Et pour cause, plus de 85% des victimes du takfirisme, à l'échelle planétaire, sont musulmanes ! Pourtant les choses ne sont pas aussi simples qu'il n'y parait. Il peut arriver, en effet, à la pensée takfiriste de puiser dans la théologie orthodoxe. Ainsi, la mise à mort, ignoble autant que spectaculaire, des homosexuels jetés du haut d’un immeuble, est une pratique approuvée par certains théologiens orthodoxes (c’est-à-dire issus d’une des quatre écoles sunnites précitées).

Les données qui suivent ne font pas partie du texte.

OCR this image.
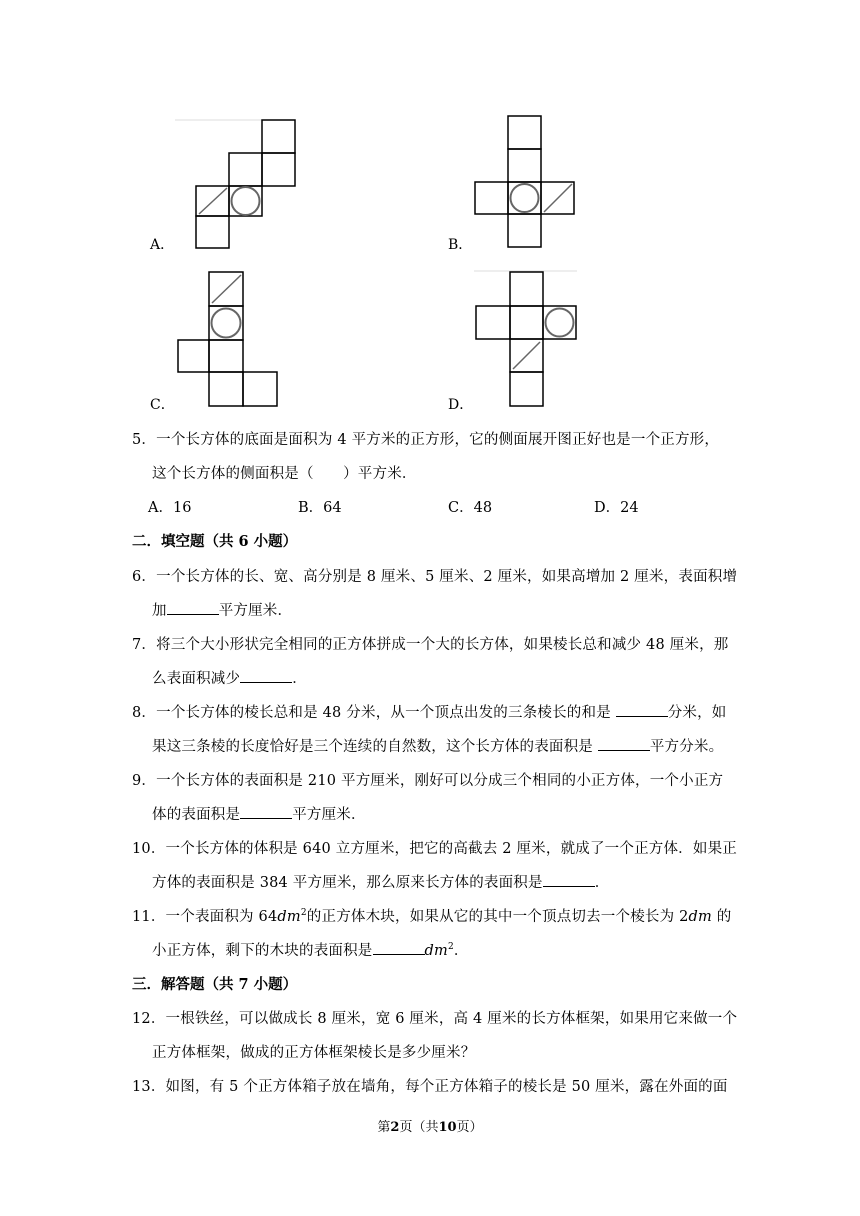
A．	B．
C．	D．
5．一个长方体的底面是面积为 4 平方米的正方形，它的侧面展开图正好也是一个正方形，
这个长方体的侧面积是（　　）平方米．
A．16	B．64	C．48	D．24
二．填空题（共 6 小题）
6．一个长方体的长、宽、高分别是 8 厘米、5 厘米、2 厘米，如果高增加 2 厘米，表面积增
加	平方厘米．
7．将三个大小形状完全相同的正方体拼成一个大的长方体，如果棱长总和减少 48 厘米，那
么表面积减少	．
8．一个长方体的棱长总和是 48 分米，从一个顶点出发的三条棱长的和是	分米，如
果这三条棱的长度恰好是三个连续的自然数，这个长方体的表面积是	平方分米。
9．一个长方体的表面积是 210 平方厘米，刚好可以分成三个相同的小正方体，一个小正方
体的表面积是	平方厘米．
10．一个长方体的体积是 640 立方厘米，把它的高截去 2 厘米，就成了一个正方体．如果正
方体的表面积是 384 平方厘米，那么原来长方体的表面积是	．
11．一个表面积为 $64dm^2$的正方体木块，如果从它的其中一个顶点切去一个棱长为 2dm 的
小正方体，剩下的木块的表面积是	$dm^2$．
三．解答题（共 7 小题）
12．一根铁丝，可以做成长 8 厘米，宽 6 厘米，高 4 厘米的长方体框架，如果用它来做一个
正方体框架，做成的正方体框架棱长是多少厘米？
13．如图，有 5 个正方体箱子放在墙角，每个正方体箱子的棱长是 50 厘米，露在外面的面
第2页（共10页）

Il nous appartient donc, à nous autres musulmans, de conviction ou par héritage, de commencer un travail de rétrospection et de remise en question car s’il est vrai que Daech nous inspire horreur et abomination, nous devons aussi regarder dans nos sources ce qui doit être banni afin que jamais le lien entre Daech et l’islam ne puisse s’opérer. Et de ce côté-là, c'est à dire celui de la réformation profonde de l'islam, force est de constater qu’un travail conséquent doit être mené. Un travail qui ne débutera réellement que lorsque le despotisme politique qui gangrène le monde arabe aura été vaincu.

Le terrorisme islamiste est le fruit des politiques étrangères occidentales

Alexandre Del Valle : Oui et non à la fois. Oui parce que ces terroristes nous frappent aujourd’hui en partie en réaction aux interventions militaires occidentales qui ont accentué le chaos moyen oriental depuis un certain nombre d’années, et non car les bases du terrorisme islamiste remontent à une situation antérieure et découlent d’une maladie à l’intérieur du corps de l’islam qui tue en premier lieu des membres de ce corps. Avant de nous frapper chez nous, en effet, ce même terrorisme tuait déjà des musulmans « modérés ».

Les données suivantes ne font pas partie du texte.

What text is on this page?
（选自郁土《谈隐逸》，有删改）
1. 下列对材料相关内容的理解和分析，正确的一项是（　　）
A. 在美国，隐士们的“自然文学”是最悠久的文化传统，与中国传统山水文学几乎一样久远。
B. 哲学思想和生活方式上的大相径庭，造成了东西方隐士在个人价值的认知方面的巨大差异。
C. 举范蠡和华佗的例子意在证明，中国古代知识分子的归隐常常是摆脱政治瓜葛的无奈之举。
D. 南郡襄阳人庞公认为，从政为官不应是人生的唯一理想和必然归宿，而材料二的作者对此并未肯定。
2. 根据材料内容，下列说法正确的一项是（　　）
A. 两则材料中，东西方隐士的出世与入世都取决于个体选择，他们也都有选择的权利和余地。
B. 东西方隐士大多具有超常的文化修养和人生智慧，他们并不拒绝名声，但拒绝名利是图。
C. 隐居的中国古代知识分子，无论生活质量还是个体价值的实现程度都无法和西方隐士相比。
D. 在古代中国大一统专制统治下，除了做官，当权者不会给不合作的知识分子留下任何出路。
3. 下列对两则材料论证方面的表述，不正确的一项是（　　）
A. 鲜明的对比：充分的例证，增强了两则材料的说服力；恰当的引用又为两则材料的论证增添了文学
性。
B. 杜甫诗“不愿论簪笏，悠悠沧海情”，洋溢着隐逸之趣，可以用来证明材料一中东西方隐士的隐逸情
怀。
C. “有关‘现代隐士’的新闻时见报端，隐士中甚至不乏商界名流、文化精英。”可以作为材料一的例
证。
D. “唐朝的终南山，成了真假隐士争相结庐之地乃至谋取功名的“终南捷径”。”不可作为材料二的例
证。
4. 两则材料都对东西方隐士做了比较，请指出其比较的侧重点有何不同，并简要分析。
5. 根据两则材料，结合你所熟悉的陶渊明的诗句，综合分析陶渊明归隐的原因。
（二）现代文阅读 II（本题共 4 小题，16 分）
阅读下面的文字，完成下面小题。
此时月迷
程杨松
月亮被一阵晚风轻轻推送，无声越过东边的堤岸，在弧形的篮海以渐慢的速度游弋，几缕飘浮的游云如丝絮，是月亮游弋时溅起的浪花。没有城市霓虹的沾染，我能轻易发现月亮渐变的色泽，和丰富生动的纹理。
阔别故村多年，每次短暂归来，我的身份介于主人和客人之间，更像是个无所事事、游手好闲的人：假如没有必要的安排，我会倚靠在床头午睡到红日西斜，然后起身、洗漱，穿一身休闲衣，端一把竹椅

Dans les années 90, les terroristes islamistes ont fait subir la même chose aux Algériens. En revanche, ce qui est vrai, c’est que nos interventions donnent un prétexte et renforcent l’extension de ce terrorisme puisqu’il nous frappe surtout depuis les interventions étrangères occidentales en terre d’islam. Mais quand bien même notre politique étrangère serait différente, plus isolationniste, cela ne changerait pas grand chose au fait que le totalitarisme islamiste projette d’établir un califat universel par la terreur et de soumettre et éliminer tous ceux qui s’y opposent. Cette violence et cette terreur sont les méthodes du totalitarisme vert qui a frappé les sociétés musulmanes bien avant de nous frapper. Politique étrangère ou pas, nous aurions été menacé un jour ou l’autre, notre politique étrangère n’était qu’un prétexte servant à légitimer la soif de sang et de conquête à rebours des islamistes.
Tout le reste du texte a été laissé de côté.